The new Reform Requirements for Long-Term Care Facilities rule, announced in late September, would impact more than 1.5 million residents at 15,000 nursing home and long-term care facilities nationwide. One of the major provisions of the new rule gets rid of forced arbitration clauses in nursing home contracts. The rule was slated to go into effect on November 29, 2016, but was blocked by a federal judge following industry lawsuit filings.

The nursing home reform requirements included a host of new requirements, ranging from a prohibition on hiring employees with a disciplinary action on their license as a result of nursing home abuse, to a host of new quality of care provisions. However, the focus of the lawsuit was on a rule that targets pre-dispute arbitration clauses found in many contracts, which require residents and families to waive their ability to pursue a lawsuit for nursing home neglect injuries through the court system.

The other aspects of the reform rule have been placed on hold for review.

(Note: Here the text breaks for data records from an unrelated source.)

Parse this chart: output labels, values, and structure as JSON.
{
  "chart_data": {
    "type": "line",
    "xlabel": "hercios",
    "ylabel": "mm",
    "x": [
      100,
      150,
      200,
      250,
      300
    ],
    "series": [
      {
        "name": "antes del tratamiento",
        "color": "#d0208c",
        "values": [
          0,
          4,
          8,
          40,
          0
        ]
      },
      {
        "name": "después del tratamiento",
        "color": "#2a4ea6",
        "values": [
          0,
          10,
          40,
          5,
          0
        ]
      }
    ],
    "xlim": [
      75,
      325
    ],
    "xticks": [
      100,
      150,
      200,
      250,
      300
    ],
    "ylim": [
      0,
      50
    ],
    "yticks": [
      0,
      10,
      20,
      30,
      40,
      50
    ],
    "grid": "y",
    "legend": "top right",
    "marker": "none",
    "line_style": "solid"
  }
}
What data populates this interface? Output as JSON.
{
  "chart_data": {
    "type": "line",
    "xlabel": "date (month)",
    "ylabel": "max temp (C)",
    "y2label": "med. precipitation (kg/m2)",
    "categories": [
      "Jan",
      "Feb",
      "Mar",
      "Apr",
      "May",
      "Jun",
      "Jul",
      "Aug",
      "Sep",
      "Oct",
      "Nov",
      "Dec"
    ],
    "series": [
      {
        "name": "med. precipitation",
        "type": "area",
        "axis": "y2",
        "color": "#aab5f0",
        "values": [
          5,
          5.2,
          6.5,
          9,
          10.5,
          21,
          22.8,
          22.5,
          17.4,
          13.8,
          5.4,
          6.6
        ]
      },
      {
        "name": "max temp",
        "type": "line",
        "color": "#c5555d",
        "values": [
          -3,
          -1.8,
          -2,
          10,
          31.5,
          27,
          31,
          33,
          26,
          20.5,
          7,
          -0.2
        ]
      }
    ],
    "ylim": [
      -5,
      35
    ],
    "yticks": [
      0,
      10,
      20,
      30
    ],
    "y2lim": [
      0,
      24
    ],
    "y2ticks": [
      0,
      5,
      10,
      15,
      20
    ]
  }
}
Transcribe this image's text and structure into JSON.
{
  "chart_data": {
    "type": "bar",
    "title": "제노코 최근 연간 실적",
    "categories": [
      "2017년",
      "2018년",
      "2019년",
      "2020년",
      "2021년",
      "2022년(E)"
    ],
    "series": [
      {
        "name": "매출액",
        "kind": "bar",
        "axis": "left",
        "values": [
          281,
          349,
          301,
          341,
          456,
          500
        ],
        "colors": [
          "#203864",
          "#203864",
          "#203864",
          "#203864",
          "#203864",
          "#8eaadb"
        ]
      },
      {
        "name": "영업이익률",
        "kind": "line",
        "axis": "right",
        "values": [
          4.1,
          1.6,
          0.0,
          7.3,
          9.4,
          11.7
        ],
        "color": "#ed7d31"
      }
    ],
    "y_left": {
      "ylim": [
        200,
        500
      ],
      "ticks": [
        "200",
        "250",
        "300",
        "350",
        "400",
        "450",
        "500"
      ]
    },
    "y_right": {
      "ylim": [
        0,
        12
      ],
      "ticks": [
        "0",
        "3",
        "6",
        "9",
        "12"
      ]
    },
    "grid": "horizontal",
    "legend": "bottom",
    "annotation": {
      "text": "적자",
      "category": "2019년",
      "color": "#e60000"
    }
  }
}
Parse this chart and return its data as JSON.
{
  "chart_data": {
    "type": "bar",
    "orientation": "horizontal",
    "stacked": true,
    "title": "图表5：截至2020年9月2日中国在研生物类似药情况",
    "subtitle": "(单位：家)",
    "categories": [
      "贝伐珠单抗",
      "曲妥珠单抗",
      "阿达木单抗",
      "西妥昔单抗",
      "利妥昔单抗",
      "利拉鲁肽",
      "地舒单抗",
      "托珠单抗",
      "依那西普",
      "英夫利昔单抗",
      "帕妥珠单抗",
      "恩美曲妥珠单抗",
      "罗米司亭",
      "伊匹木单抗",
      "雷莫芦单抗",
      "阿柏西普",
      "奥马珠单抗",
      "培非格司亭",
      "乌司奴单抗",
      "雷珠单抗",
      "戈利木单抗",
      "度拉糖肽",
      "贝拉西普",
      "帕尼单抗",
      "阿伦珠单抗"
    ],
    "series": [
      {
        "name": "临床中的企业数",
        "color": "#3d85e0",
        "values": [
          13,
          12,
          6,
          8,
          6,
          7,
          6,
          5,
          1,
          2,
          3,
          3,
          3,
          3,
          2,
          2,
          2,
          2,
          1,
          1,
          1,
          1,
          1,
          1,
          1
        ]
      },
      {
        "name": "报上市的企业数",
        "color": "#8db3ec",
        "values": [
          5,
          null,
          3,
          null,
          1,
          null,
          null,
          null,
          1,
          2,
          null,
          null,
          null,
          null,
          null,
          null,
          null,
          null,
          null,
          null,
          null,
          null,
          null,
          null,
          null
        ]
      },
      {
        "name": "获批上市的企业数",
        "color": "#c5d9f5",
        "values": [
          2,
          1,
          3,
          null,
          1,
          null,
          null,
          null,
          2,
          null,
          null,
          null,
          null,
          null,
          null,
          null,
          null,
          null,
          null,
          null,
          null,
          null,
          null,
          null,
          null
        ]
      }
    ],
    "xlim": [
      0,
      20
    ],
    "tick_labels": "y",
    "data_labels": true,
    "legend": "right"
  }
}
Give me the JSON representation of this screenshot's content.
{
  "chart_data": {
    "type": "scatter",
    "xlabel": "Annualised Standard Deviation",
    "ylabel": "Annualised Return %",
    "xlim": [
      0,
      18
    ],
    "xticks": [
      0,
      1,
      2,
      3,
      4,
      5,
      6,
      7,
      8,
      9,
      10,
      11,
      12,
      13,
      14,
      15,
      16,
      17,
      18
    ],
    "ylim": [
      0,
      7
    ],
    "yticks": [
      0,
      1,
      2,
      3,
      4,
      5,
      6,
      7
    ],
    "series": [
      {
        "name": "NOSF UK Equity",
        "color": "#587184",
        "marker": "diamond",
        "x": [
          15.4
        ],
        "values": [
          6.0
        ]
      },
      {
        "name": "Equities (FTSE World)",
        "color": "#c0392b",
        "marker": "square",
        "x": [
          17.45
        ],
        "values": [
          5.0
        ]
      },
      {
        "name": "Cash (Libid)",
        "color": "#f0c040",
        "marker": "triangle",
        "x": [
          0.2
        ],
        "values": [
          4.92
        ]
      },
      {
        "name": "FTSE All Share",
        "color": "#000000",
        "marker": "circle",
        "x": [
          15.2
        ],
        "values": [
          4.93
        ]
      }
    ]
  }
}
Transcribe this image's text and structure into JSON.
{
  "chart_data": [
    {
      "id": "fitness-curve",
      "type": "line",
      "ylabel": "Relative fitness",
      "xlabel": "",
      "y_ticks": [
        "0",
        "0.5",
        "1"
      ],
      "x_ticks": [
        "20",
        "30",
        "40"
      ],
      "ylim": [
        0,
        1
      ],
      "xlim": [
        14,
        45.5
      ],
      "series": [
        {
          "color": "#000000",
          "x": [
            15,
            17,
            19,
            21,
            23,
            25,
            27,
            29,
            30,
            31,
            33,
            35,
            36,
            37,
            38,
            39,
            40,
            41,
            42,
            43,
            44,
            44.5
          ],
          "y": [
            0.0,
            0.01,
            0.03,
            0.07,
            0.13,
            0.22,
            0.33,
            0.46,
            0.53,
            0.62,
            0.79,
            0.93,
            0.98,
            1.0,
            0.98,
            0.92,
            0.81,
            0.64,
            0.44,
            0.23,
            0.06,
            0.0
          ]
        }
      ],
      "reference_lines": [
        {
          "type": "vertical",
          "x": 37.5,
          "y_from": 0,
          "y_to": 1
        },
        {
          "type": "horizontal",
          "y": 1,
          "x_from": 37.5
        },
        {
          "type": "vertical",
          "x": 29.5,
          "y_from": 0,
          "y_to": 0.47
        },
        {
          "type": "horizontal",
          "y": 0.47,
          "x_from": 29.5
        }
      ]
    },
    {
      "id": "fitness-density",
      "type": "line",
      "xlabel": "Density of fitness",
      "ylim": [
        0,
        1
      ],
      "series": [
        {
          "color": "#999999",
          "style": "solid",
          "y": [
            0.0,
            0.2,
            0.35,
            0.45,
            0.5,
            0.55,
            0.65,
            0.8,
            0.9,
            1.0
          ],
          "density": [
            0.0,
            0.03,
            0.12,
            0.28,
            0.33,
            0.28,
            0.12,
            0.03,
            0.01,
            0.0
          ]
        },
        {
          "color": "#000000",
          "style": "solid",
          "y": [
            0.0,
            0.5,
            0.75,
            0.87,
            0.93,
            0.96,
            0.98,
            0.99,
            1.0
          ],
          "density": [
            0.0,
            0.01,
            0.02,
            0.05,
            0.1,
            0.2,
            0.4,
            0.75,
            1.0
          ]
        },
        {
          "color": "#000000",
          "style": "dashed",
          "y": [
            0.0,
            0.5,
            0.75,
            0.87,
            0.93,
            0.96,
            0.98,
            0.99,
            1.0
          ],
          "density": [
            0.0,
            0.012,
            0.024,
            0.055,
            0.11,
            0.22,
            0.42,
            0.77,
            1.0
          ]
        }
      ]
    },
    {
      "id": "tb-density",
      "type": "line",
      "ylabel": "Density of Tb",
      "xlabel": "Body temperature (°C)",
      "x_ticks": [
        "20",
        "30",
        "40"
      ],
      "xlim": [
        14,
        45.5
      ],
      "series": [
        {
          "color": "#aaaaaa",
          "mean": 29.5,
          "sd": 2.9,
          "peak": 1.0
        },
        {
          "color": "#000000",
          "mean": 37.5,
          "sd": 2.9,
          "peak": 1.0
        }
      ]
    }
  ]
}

Forced arbitration, also known as pre-dispute arbitration clauses, are commonly found in credit card agreements, loan paperwork, mobile wireless contracts, nursing home entrance agreements and other circumstances, often placing consumers are placed in a position where they have no alternative but to waive their right to go to court in order to obtain services.

Critics have long opposed forced arbitration clauses, indicating that they place consumers in a position where they are unable to negotiate and must sign the agreement to obtain critical services. Forced arbitration is generally found to favor nursing homes, powerful financial firms and other industries that require the clauses.